# clutch



## mkhatt (Apr 28, 2013)

I need help, i think i just blew out the clutch on my bolens 1054, i heard something break then i had no power, no guts, it will still move around the yard (i actually finished cutting the grass) but wont drive up hills and when you stop you have to give it a push to get it going again.... i found a pad on the ground (ill try to post a picture) where the breaking noise occurred.
where can i find the parts for this? does anyone have access or know where i can get them?
and if not... i have a bolens 1054 for sale well maintained (minus a hard to find clutch hahahha) make an offer 

thanks for the help,
Adam


----------



## Mickey (Aug 14, 2010)

I believe this is the rubber coupling found on both ends (I believe) of the shaft that connects the engine to the trans.
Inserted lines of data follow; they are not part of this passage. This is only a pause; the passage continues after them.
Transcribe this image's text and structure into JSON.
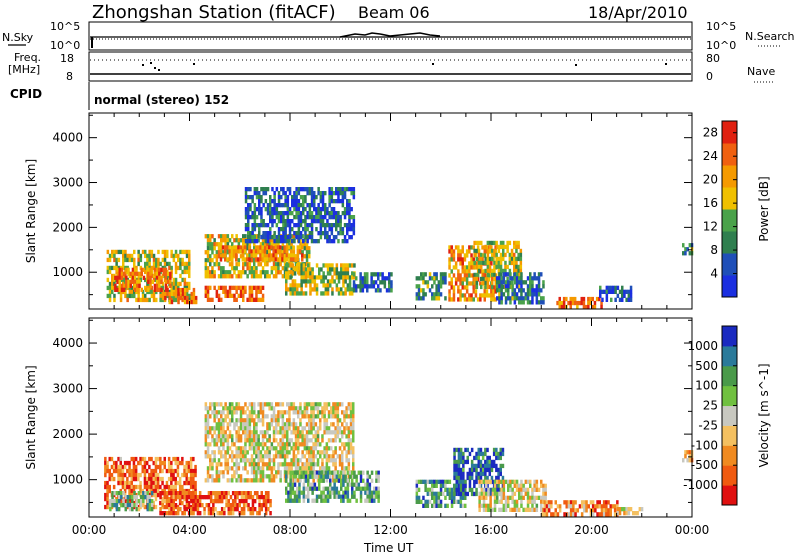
{
  "header": {
    "station_title": "Zhongshan Station (fitACF)",
    "beam": "Beam 06",
    "date": "18/Apr/2010"
  },
  "top_panels": {
    "nsky_label": "N.Sky",
    "nsky_top_tick": "10^5",
    "nsky_bottom_tick": "10^0",
    "nsearch_label": "N.Search",
    "nsearch_top_tick": "10^5",
    "nsearch_bottom_tick": "10^0",
    "freq_label_1": "Freq.",
    "freq_label_2": "[MHz]",
    "freq_top_tick": "18",
    "freq_bottom_tick": "8",
    "nave_label": "Nave",
    "nave_top_tick": "80",
    "nave_bottom_tick": "0",
    "cpid_label": "CPID",
    "cpid_value": "normal (stereo) 152"
  },
  "colors": {
    "power": [
      "#1b2fe0",
      "#1f4fb8",
      "#2f7f4f",
      "#4aa24a",
      "#f0c000",
      "#f59a00",
      "#f06010",
      "#e02010"
    ],
    "velocity": [
      "#e01010",
      "#f05a10",
      "#f08a20",
      "#f4c060",
      "#c8c8c0",
      "#70c040",
      "#4a9a4a",
      "#2a7a9a",
      "#1a2ac0"
    ]
  },
  "chart_data": [
    {
      "type": "heatmap",
      "title": "",
      "xlabel": "Time UT",
      "ylabel": "Slant Range [km]",
      "x_ticks": [
        "00:00",
        "04:00",
        "08:00",
        "12:00",
        "16:00",
        "20:00",
        "00:00"
      ],
      "y_ticks": [
        "1000",
        "2000",
        "3000",
        "4000"
      ],
      "xlim_hours": [
        0,
        24
      ],
      "ylim_km": [
        180,
        4550
      ],
      "colorbar": {
        "label": "Power [dB]",
        "ticks": [
          "4",
          "8",
          "12",
          "16",
          "20",
          "24",
          "28"
        ],
        "range": [
          0,
          30
        ]
      },
      "regions": [
        {
          "t0": 0.7,
          "t1": 4.0,
          "r0": 400,
          "r1": 1500,
          "level": 0.55
        },
        {
          "t0": 1.0,
          "t1": 3.2,
          "r0": 600,
          "r1": 1100,
          "level": 0.75
        },
        {
          "t0": 2.9,
          "t1": 4.3,
          "r0": 300,
          "r1": 650,
          "level": 0.8
        },
        {
          "t0": 4.6,
          "t1": 6.9,
          "r0": 350,
          "r1": 700,
          "level": 0.85
        },
        {
          "t0": 4.6,
          "t1": 8.8,
          "r0": 950,
          "r1": 1850,
          "level": 0.55
        },
        {
          "t0": 5.2,
          "t1": 8.5,
          "r0": 1300,
          "r1": 1600,
          "level": 0.75
        },
        {
          "t0": 6.2,
          "t1": 10.5,
          "r0": 1700,
          "r1": 2900,
          "level": 0.2
        },
        {
          "t0": 7.8,
          "t1": 10.6,
          "r0": 500,
          "r1": 1200,
          "level": 0.5
        },
        {
          "t0": 10.5,
          "t1": 12.0,
          "r0": 600,
          "r1": 1000,
          "level": 0.25
        },
        {
          "t0": 13.0,
          "t1": 14.2,
          "r0": 400,
          "r1": 1000,
          "level": 0.35
        },
        {
          "t0": 14.3,
          "t1": 16.2,
          "r0": 400,
          "r1": 1600,
          "level": 0.7
        },
        {
          "t0": 15.3,
          "t1": 17.2,
          "r0": 700,
          "r1": 1700,
          "level": 0.55
        },
        {
          "t0": 16.2,
          "t1": 18.1,
          "r0": 300,
          "r1": 1000,
          "level": 0.3
        },
        {
          "t0": 18.6,
          "t1": 20.4,
          "r0": 200,
          "r1": 450,
          "level": 0.78
        },
        {
          "t0": 20.3,
          "t1": 21.6,
          "r0": 350,
          "r1": 700,
          "level": 0.18
        },
        {
          "t0": 23.6,
          "t1": 24.0,
          "r0": 1450,
          "r1": 1650,
          "level": 0.35
        }
      ]
    },
    {
      "type": "heatmap",
      "title": "",
      "xlabel": "Time UT",
      "ylabel": "Slant Range [km]",
      "x_ticks": [
        "00:00",
        "04:00",
        "08:00",
        "12:00",
        "16:00",
        "20:00",
        "00:00"
      ],
      "y_ticks": [
        "1000",
        "2000",
        "3000",
        "4000"
      ],
      "xlim_hours": [
        0,
        24
      ],
      "ylim_km": [
        180,
        4550
      ],
      "colorbar": {
        "label": "Velocity [m s^-1]",
        "ticks": [
          "1000",
          "500",
          "100",
          "25",
          "-25",
          "-100",
          "-500",
          "-1000"
        ],
        "range": [
          -1200,
          1200
        ]
      },
      "regions": [
        {
          "t0": 0.6,
          "t1": 4.2,
          "r0": 400,
          "r1": 1500,
          "level": 0.22
        },
        {
          "t0": 0.8,
          "t1": 2.5,
          "r0": 350,
          "r1": 750,
          "level": 0.65
        },
        {
          "t0": 2.8,
          "t1": 7.2,
          "r0": 300,
          "r1": 750,
          "level": 0.15
        },
        {
          "t0": 4.6,
          "t1": 10.5,
          "r0": 1000,
          "r1": 2700,
          "level": 0.45
        },
        {
          "t0": 7.8,
          "t1": 11.5,
          "r0": 500,
          "r1": 1200,
          "level": 0.7
        },
        {
          "t0": 13.0,
          "t1": 15.0,
          "r0": 400,
          "r1": 1000,
          "level": 0.72
        },
        {
          "t0": 14.5,
          "t1": 16.5,
          "r0": 700,
          "r1": 1700,
          "level": 0.88
        },
        {
          "t0": 15.5,
          "t1": 18.2,
          "r0": 300,
          "r1": 1000,
          "level": 0.45
        },
        {
          "t0": 18.0,
          "t1": 21.0,
          "r0": 200,
          "r1": 550,
          "level": 0.25
        },
        {
          "t0": 21.0,
          "t1": 22.0,
          "r0": 250,
          "r1": 400,
          "level": 0.45
        },
        {
          "t0": 23.6,
          "t1": 24.0,
          "r0": 1450,
          "r1": 1650,
          "level": 0.3
        }
      ]
    }
  ]
}
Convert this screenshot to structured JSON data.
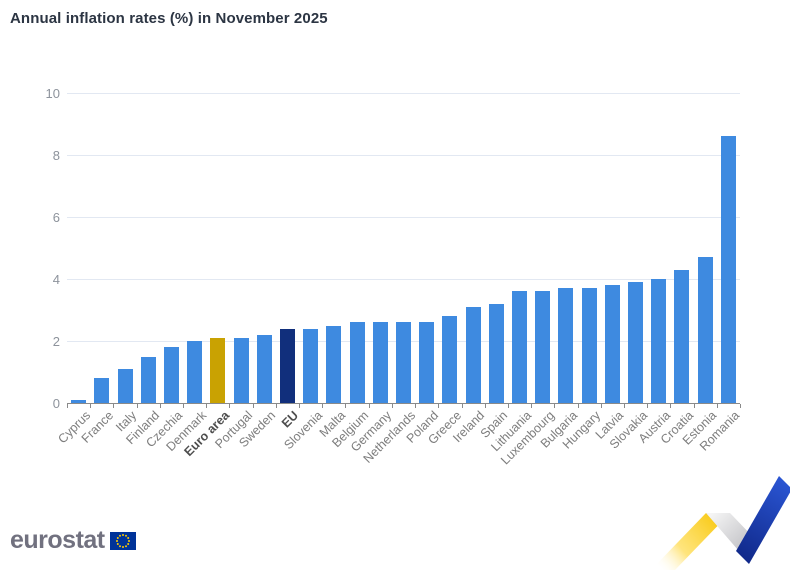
{
  "chart_data": {
    "type": "bar",
    "title": "Annual inflation rates (%) in November 2025",
    "categories": [
      "Cyprus",
      "France",
      "Italy",
      "Finland",
      "Czechia",
      "Denmark",
      "Euro area",
      "Portugal",
      "Sweden",
      "EU",
      "Slovenia",
      "Malta",
      "Belgium",
      "Germany",
      "Netherlands",
      "Poland",
      "Greece",
      "Ireland",
      "Spain",
      "Lithuania",
      "Luxembourg",
      "Bulgaria",
      "Hungary",
      "Latvia",
      "Slovakia",
      "Austria",
      "Croatia",
      "Estonia",
      "Romania"
    ],
    "values": [
      0.1,
      0.8,
      1.1,
      1.5,
      1.8,
      2.0,
      2.1,
      2.1,
      2.2,
      2.4,
      2.4,
      2.5,
      2.6,
      2.6,
      2.6,
      2.6,
      2.8,
      3.1,
      3.2,
      3.6,
      3.6,
      3.7,
      3.7,
      3.8,
      3.9,
      4.0,
      4.3,
      4.7,
      8.6
    ],
    "bold_categories": [
      "Euro area",
      "EU"
    ],
    "colors": {
      "default": "#3e8ae0",
      "Euro area": "#c9a202",
      "EU": "#112f7c"
    },
    "xlabel": "",
    "ylabel": "",
    "ylim": [
      0,
      10
    ],
    "yticks": [
      0,
      2,
      4,
      6,
      8,
      10
    ],
    "grid": true,
    "legend": false
  },
  "footer": {
    "logo_text": "eurostat"
  }
}
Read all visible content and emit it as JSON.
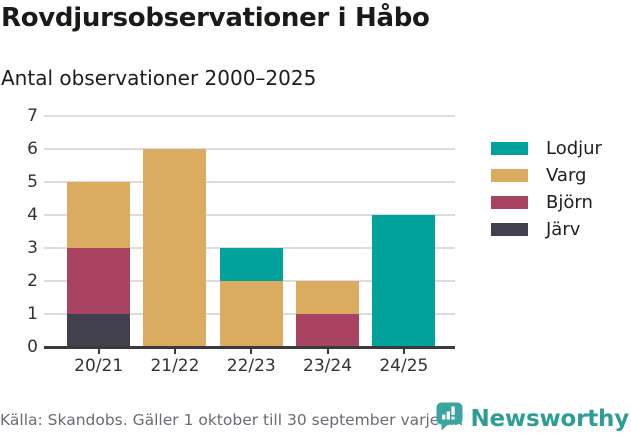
{
  "header": {
    "title": "Rovdjursobservationer i Håbo",
    "subtitle": "Antal observationer 2000–2025"
  },
  "chart_data": {
    "type": "bar",
    "variant": "stacked-vertical",
    "title": "Rovdjursobservationer i Håbo",
    "subtitle": "Antal observationer 2000–2025",
    "xlabel": "",
    "ylabel": "",
    "categories": [
      "20/21",
      "21/22",
      "22/23",
      "23/24",
      "24/25"
    ],
    "series": [
      {
        "name": "Lodjur",
        "color": "#00a29b",
        "values": [
          0,
          0,
          1,
          0,
          4
        ]
      },
      {
        "name": "Varg",
        "color": "#dbac5f",
        "values": [
          2,
          6,
          2,
          1,
          0
        ]
      },
      {
        "name": "Björn",
        "color": "#a84361",
        "values": [
          2,
          0,
          0,
          1,
          0
        ]
      },
      {
        "name": "Järv",
        "color": "#43404e",
        "values": [
          1,
          0,
          0,
          0,
          0
        ]
      }
    ],
    "stack_order_note": "series listed top-of-stack first; last series sits at the bottom of each stack",
    "ylim": [
      0,
      7
    ],
    "yticks": [
      0,
      1,
      2,
      3,
      4,
      5,
      6,
      7
    ],
    "grid": true,
    "legend_position": "right",
    "axis_colors": {
      "grid": "#dcdcdc",
      "baseline": "#3a3a3a",
      "tick_text": "#333333"
    }
  },
  "footer": {
    "source": "Källa: Skandobs. Gäller 1 oktober till 30 september varje år.",
    "brand": "Newsworthy",
    "brand_color": "#2f9d97"
  }
}
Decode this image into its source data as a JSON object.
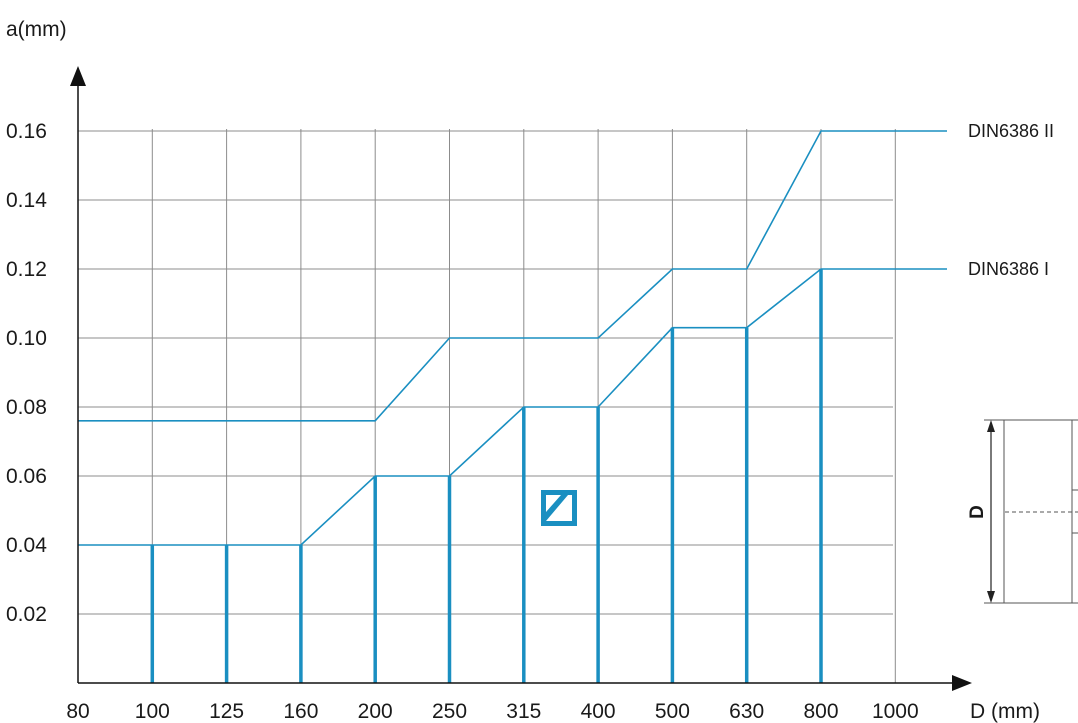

Some people make their own replacement using the sidewall from a tire.


----------



## mkhatt (Apr 28, 2013)

To me it looks like the same material as a break pad


----------



## OldBuzzard (Jun 23, 2011)

Contact this fella. He most likely has the parts that you need.

http://www.tubeframes.com/


----------



## mkhatt (Apr 28, 2013)

Thanks he did indeed, cheep as well


----------



## Mickey (Aug 14, 2010)

Well, what was the failed part?


----------



## mkhatt (Apr 28, 2013)

They are thinking the clutch, so getting a clutch disk rebuild kit looks like a friction disk most likely... going to give it a shot for $30


----------



## Mickey (Aug 14, 2010)

Could be the clutch. As my Bolens is HST, I have no experience with a clutch. Your pic looks pretty close to the flex coupling use on the shaft drive on my machine.

Hope it does the trick for you.


----------